Other Republican campaigns and their supporters are trying to make an issue out of Fred Thompson's innovative use of Web video to communicate his message. See the snark in New Hampshire GOP chairman Fergus Cullen's color commentary:
"Maybe the times have changed, and the Webcast and his celebrity are enough. Maybe he and his tactics are the wave of the future," Cullen said, adding a stinging comparison between Thompson and the failed 1985 launch of a new Coca-Cola formula. "Or maybe he's the New Coke."
My Man Mitt called it the "Max Headroom" campaign back in June:
However, this is one of the critical questions in political campaign history. Will a predominately virtual campaign make the same impact as pressing the flesh?
I remain convinced that it will not and cannot.
And even John McCain got in a subtle dig at Thompson's supposedly absent, "virtual" campaign in the last debate:
SEN. MCCAIN: Well, I think that’s a decision that Fred should make. Maybe we’re up past his bedtime, but the point is -- (interrupted by laughter). You know, one thing I know about New Hampshire and I know well is that the people of New Hampshire expect to see you. They expect to see you a lot, and they expect to see you at townhall meetings and at places all over this great state of New Hampshire. And they expect to see you before they make up their mind.
Now, maybe this has more to do with the privileged position of the early states, but it comes across as hostile indifference towards the medium of the kind we saw during the YouTube debate fight. Nobody had a problem when Hillary and Obama announced online, so why is it an issue when a Republican does the same? Regardless of which candidate you support, we should not be creating incentives against running outside-the-box campaigns -- especially with all that we are up against next year.

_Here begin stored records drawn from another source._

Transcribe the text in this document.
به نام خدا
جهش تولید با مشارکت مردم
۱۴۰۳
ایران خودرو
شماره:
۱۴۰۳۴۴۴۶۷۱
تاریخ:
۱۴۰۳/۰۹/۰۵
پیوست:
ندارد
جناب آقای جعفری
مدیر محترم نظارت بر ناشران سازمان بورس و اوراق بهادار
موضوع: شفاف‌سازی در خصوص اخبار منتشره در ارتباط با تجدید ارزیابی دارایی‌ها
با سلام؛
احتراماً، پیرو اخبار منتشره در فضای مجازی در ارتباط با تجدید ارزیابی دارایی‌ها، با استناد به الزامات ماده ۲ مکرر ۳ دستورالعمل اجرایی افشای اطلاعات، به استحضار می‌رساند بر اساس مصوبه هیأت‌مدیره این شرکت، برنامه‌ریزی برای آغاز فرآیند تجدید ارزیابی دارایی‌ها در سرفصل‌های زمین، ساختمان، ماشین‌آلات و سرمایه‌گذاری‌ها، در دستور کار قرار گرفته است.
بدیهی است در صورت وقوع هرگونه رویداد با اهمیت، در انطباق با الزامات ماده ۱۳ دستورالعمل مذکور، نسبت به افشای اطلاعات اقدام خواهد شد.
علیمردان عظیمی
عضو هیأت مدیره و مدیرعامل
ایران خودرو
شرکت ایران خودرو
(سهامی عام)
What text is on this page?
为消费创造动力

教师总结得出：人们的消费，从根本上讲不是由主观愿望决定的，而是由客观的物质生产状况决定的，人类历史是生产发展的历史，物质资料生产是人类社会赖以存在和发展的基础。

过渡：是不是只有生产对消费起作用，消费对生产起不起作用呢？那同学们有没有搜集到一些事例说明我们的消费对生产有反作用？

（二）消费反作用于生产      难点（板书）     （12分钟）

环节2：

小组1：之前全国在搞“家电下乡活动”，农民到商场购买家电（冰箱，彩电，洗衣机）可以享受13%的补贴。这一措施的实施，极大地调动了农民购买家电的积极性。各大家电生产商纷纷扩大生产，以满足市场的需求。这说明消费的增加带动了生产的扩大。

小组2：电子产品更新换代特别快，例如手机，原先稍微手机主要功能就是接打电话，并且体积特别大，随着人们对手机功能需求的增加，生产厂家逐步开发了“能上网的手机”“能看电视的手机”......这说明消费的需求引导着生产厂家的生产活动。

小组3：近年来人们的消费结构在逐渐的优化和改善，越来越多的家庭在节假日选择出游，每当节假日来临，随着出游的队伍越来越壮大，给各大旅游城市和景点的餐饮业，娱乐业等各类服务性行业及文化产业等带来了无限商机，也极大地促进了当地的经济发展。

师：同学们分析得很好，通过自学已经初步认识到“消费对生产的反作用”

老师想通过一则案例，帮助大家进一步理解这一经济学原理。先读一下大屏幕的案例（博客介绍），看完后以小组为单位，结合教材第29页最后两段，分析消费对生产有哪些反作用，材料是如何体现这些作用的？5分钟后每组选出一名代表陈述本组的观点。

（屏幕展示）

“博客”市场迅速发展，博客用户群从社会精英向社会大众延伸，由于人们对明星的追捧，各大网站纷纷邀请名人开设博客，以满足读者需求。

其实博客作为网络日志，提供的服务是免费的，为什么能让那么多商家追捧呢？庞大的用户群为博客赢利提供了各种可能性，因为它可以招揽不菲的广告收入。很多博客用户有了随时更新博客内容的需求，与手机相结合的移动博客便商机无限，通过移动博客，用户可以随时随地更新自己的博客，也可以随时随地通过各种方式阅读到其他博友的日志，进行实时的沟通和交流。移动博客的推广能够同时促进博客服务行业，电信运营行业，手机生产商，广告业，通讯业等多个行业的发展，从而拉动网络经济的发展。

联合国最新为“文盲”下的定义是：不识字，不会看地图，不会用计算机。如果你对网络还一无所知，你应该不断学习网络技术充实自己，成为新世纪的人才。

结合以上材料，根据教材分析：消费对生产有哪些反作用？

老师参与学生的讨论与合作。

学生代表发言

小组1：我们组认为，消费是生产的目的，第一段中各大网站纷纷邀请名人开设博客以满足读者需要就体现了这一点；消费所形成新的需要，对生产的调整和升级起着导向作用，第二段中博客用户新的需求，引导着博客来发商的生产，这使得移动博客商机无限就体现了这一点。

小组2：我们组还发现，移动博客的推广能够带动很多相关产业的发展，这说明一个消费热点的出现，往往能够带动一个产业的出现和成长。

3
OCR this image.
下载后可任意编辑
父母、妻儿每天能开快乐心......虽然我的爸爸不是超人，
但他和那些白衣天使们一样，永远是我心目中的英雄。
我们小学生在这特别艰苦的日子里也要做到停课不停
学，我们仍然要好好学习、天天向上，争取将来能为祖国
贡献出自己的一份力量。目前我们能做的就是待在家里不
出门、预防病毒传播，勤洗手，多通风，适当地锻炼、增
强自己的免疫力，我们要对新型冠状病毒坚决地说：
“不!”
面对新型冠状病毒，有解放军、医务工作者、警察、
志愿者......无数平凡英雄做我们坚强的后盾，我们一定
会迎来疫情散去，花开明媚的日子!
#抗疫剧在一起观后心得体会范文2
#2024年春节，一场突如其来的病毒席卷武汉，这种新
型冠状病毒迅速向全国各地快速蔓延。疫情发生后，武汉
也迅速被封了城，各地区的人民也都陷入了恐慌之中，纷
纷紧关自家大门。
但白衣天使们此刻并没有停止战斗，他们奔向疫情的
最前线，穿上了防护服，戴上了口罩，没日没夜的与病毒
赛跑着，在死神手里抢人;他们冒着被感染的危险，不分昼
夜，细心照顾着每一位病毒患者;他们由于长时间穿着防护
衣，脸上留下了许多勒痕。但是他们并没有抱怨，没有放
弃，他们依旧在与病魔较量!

These critics rely on the straw man argument that Thompson plans to run the majority of his campaign through Web-based contacts, something Fred's folks have labored pretty hard to knock down. Look at Fred's rollout this last week. A 15 minute Web video followed by five days of retail campaigning in Iowa, New Hampshire, and South Carolina. Fifteen minutes versus five days. That's an out-of-touch Web-based campaign?
Presidential candidates need to be on the road constantly. What's wrong with giving them a chance to talk with the rest of us in between stops, or using live video to bring the early state action into February 5th computer rooms? Technology shouldn't necessarily mean the demise of the early primaries, but it does enable the candidates to market themselves in a national primary situation, something they just won't have the money to do on TV.
Fred's critics are scapegoating his use of the Internet, and making the Republican Party look technophobic in the process. As we showed recently, that kind of message is no longer appreciated, and all the incentives are now on the side of an aggressive Internet strategy. I mean, does anyone seriously think someone is going to vote against a guy in 2008 because he makes aggressive use of the Internet?
Hillary Clinton will be able to raise at least $150 million on the Internet to drown us in the General. We should give Fred credit for trying. We're going to need the thousands of new online donors and volunteers he's recruited through this, even if he's not the nominee.